Genome-scale engineering for systems and synthetic biology

Abstract

Genome-modification technologies enable the rational engineering and perturbation of biological systems. Historically, these methods have been limited to gene insertions or mutations at random or at a few pre-defined locations across the genome. The handful of methods capable of targeted gene editing suffered from low efficiencies, significant labor costs, or both. Recent advances have dramatically expanded our ability to engineer cells in a directed and combinatorial manner. Here, we review current technologies and methodologies for genome-scale engineering, discuss the prospects for extending efficient genome modification to new hosts, and explore the implications of continued advances toward the development of flexibly programmable chasses, novel biochemistries, and safer organismal and ecological engineering.

Figure 1

A historical timeline of selected advances leading to genome-scale engineering.

Figure 2

Foundational genome engineering tools and approaches are needed to extend single site genetic perturbations of a single genome to multiple changes across many genomes.

Figure 3

Mechanisms of various targeted genome-modification tools.
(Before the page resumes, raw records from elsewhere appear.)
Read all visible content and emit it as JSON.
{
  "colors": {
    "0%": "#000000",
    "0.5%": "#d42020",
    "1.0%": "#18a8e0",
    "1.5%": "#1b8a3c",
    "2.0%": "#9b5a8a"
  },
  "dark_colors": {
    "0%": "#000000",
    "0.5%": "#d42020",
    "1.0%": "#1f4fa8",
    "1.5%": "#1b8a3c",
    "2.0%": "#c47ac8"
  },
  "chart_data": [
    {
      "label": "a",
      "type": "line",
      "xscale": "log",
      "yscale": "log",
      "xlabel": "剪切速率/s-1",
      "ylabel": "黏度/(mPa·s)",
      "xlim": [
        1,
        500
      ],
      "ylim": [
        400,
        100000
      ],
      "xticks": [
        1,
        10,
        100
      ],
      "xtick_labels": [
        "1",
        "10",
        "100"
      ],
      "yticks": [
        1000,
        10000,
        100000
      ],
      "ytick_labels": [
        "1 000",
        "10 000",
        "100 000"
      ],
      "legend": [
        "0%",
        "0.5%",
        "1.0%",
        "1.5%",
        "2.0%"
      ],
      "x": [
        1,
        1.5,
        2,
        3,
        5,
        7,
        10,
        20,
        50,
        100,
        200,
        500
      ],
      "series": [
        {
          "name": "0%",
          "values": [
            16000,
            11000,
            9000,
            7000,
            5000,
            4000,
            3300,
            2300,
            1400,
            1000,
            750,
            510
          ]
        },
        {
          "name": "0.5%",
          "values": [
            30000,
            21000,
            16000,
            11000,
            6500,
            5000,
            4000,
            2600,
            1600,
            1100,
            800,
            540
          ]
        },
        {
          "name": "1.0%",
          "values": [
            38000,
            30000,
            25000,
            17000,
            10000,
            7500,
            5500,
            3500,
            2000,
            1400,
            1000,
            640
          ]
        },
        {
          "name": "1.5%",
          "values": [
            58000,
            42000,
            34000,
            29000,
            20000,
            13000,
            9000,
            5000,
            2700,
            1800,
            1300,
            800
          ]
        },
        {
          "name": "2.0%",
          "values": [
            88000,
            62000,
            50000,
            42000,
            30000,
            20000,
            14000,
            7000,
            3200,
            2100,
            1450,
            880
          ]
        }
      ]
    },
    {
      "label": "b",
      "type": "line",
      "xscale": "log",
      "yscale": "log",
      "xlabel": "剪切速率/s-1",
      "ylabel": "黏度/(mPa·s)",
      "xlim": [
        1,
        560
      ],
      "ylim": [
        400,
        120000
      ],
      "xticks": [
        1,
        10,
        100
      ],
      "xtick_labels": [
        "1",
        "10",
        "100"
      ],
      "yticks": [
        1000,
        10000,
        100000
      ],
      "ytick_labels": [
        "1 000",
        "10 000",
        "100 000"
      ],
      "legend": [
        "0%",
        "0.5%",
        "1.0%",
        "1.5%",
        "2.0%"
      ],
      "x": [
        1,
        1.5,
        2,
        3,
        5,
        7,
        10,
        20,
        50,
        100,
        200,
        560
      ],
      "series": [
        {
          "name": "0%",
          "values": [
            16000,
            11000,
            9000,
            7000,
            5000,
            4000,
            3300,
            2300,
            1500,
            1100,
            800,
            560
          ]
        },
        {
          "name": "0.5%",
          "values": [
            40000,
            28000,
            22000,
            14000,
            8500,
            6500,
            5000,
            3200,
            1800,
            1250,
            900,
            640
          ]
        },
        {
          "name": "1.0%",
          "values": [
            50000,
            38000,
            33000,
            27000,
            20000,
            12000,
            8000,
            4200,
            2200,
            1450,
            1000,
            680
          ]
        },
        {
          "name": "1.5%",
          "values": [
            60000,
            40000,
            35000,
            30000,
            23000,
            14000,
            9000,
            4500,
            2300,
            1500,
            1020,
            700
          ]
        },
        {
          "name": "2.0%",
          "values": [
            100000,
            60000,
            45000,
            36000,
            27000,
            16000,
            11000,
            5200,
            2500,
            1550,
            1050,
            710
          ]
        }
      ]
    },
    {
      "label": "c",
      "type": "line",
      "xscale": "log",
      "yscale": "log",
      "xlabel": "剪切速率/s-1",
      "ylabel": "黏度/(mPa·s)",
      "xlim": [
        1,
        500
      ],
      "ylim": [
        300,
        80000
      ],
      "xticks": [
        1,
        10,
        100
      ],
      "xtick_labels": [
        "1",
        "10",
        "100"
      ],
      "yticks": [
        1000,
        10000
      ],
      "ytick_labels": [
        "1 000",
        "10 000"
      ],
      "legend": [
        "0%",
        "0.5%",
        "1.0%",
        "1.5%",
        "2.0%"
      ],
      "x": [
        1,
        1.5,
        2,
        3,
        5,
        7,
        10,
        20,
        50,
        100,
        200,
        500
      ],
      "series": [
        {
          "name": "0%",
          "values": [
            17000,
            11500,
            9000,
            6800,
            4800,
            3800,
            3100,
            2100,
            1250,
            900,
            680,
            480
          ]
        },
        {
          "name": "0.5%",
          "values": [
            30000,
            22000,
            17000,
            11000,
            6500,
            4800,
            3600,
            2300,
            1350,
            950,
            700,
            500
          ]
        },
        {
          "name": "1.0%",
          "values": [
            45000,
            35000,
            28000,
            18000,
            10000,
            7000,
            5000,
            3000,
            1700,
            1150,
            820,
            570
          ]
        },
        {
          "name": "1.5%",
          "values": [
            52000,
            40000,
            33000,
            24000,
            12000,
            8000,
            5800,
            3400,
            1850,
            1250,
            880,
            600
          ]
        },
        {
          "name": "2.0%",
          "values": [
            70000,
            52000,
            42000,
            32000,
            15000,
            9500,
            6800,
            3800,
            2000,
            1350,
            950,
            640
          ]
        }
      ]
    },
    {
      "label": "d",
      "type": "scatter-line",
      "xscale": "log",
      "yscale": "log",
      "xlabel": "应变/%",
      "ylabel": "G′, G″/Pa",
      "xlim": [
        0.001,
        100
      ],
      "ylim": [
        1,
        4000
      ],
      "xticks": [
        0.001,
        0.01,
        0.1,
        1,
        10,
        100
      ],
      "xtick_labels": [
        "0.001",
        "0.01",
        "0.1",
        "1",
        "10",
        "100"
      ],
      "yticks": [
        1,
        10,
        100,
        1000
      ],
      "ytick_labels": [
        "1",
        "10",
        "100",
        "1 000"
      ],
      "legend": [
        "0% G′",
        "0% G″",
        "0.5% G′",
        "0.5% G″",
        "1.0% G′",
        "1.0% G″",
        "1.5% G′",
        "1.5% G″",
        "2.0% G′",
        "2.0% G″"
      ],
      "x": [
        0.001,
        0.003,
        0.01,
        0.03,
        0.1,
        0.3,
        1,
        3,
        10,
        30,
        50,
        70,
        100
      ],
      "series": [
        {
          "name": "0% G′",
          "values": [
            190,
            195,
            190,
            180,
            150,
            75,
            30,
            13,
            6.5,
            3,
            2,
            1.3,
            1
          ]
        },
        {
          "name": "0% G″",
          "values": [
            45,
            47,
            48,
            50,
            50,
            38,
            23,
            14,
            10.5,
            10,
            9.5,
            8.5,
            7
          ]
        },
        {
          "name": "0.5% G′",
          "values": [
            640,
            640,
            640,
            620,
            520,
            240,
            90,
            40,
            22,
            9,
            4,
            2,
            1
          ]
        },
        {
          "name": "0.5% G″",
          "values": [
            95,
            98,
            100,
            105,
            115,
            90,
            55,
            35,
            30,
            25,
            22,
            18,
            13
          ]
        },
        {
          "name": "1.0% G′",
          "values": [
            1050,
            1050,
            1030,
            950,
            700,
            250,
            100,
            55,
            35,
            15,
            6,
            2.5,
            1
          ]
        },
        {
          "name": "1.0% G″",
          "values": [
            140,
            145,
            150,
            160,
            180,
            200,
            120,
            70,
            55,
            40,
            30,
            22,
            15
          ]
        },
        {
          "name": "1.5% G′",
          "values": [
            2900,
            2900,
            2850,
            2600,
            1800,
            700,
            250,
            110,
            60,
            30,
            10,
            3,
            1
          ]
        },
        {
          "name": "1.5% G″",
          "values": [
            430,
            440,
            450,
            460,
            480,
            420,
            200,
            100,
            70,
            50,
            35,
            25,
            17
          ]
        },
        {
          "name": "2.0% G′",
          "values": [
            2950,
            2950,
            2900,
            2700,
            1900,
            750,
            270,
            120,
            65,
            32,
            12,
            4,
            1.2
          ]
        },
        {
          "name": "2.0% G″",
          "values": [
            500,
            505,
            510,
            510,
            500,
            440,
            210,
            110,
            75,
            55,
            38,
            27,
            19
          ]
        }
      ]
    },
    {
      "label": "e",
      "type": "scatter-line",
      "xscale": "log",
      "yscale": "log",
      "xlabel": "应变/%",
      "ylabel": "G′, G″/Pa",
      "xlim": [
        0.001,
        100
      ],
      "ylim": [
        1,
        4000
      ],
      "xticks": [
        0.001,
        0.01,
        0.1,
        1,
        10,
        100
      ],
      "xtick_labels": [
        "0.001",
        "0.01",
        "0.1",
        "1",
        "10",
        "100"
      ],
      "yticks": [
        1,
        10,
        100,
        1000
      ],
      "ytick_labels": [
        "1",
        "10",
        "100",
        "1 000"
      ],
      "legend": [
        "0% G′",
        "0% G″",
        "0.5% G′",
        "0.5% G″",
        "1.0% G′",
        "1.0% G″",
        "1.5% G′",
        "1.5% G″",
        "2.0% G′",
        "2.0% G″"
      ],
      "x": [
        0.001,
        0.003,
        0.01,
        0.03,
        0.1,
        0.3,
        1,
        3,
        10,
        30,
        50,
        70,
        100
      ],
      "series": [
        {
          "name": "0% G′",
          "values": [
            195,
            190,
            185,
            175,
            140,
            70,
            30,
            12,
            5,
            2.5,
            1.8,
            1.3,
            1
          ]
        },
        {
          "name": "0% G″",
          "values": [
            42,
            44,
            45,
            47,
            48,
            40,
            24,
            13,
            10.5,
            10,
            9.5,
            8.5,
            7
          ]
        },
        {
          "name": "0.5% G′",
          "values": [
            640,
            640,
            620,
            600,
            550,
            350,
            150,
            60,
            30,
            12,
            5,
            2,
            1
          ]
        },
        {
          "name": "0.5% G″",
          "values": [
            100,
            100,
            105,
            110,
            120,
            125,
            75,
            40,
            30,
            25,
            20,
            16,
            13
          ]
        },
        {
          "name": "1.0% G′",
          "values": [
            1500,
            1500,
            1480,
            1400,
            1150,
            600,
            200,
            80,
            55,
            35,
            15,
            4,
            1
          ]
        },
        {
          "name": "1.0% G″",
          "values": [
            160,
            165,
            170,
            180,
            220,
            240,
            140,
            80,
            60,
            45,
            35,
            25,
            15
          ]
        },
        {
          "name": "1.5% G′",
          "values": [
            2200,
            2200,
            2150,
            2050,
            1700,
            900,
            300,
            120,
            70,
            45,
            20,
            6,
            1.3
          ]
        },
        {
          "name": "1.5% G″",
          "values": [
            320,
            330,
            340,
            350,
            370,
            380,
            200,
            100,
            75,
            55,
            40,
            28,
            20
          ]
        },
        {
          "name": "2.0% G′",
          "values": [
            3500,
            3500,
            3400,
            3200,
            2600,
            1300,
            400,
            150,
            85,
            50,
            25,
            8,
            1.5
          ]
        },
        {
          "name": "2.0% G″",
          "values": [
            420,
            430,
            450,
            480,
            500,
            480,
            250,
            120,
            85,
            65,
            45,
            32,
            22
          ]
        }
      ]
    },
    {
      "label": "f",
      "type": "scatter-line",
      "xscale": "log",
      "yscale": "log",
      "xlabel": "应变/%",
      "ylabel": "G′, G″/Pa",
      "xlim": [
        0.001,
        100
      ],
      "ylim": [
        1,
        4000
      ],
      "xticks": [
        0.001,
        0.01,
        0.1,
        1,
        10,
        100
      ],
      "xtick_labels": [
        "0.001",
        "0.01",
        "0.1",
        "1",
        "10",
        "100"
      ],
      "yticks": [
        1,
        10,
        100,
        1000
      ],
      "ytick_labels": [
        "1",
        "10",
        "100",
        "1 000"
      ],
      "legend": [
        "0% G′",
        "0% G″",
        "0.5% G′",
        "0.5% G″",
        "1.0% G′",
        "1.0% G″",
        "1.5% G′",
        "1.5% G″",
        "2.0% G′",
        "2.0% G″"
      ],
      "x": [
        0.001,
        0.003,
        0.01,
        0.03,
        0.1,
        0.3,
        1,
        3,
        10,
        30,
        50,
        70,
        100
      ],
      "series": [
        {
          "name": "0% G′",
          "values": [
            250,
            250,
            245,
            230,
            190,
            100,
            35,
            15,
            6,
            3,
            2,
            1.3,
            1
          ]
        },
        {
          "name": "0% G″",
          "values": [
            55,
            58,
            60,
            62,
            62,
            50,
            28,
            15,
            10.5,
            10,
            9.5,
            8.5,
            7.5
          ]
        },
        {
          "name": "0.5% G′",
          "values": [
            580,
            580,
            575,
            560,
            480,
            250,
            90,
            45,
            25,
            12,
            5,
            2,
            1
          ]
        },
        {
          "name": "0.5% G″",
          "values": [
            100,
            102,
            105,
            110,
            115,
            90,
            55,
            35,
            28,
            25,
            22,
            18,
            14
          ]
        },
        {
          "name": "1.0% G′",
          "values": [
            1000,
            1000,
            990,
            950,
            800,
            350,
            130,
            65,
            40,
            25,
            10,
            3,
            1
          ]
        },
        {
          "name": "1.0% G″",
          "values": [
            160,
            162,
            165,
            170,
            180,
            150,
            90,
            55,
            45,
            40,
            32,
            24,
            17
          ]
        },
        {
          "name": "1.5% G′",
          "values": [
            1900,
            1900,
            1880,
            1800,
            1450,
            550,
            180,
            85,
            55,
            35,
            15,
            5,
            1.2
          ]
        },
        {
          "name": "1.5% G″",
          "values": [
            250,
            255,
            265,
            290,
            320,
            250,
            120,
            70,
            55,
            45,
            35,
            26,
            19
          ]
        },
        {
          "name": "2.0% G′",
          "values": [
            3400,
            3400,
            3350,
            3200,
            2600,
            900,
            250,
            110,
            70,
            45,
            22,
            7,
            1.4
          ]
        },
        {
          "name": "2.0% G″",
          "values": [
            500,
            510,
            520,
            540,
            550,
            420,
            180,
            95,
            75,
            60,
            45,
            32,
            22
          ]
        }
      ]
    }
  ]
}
Integrases can insert a circular donor construct into a recognition site on the genome. Recombinase-mediated cassette exchange (RMCE) involves the replacement of a target sequence flanked with recognition sites with a donor cassette flanked by compatible sites. Homologous recombination using double-stranded DNA cassettes enables programmable target replacement using RecA or RecET-like machinery, which can be stimulated via site-specific cleavage using zinc-finger, CRISPR, or TAL nucleases. Group II introns and insertional elements can be designed to insert into site-specific genome targets. Oligo-mediated allelic replacement incorporates short oligonucleotides into the lagging strand of replicating DNA, which are then resolved upon subsequent cell divisions to inherit the designed mutation.

Figure 4

Strategies for genome-scale engineering by multiplexed in vivo editing or de novo synthesis. Multiplex genome editing enables construction of new genomes via living intermediates for rapid design and test cycles. De novo genome synthesis can build synthetic designs that are drastically different from natural genomes.

Figure 5

Current approaches to genome-scale engineering for building (editing versus synthesis) and testing (screening versus selection) genomes, when considering number of genetic perturbations against total number of mutants generated.

Figure 6

Toward the construction of a flexibly programmable chassis. Genome minimization reduces biological complexity and redundancy. Whole-genome codon remapping enables orthogonal information encoding and expansion of the genetic code. De novo genome synthesis and reconstitution from natural genomes enables creation of semi-synthetic and chimeric genomes with new and hybrid features. Whole-genome redesign and rewiring of regulatory systems enable new synthetic circuitries that are easier to design and model.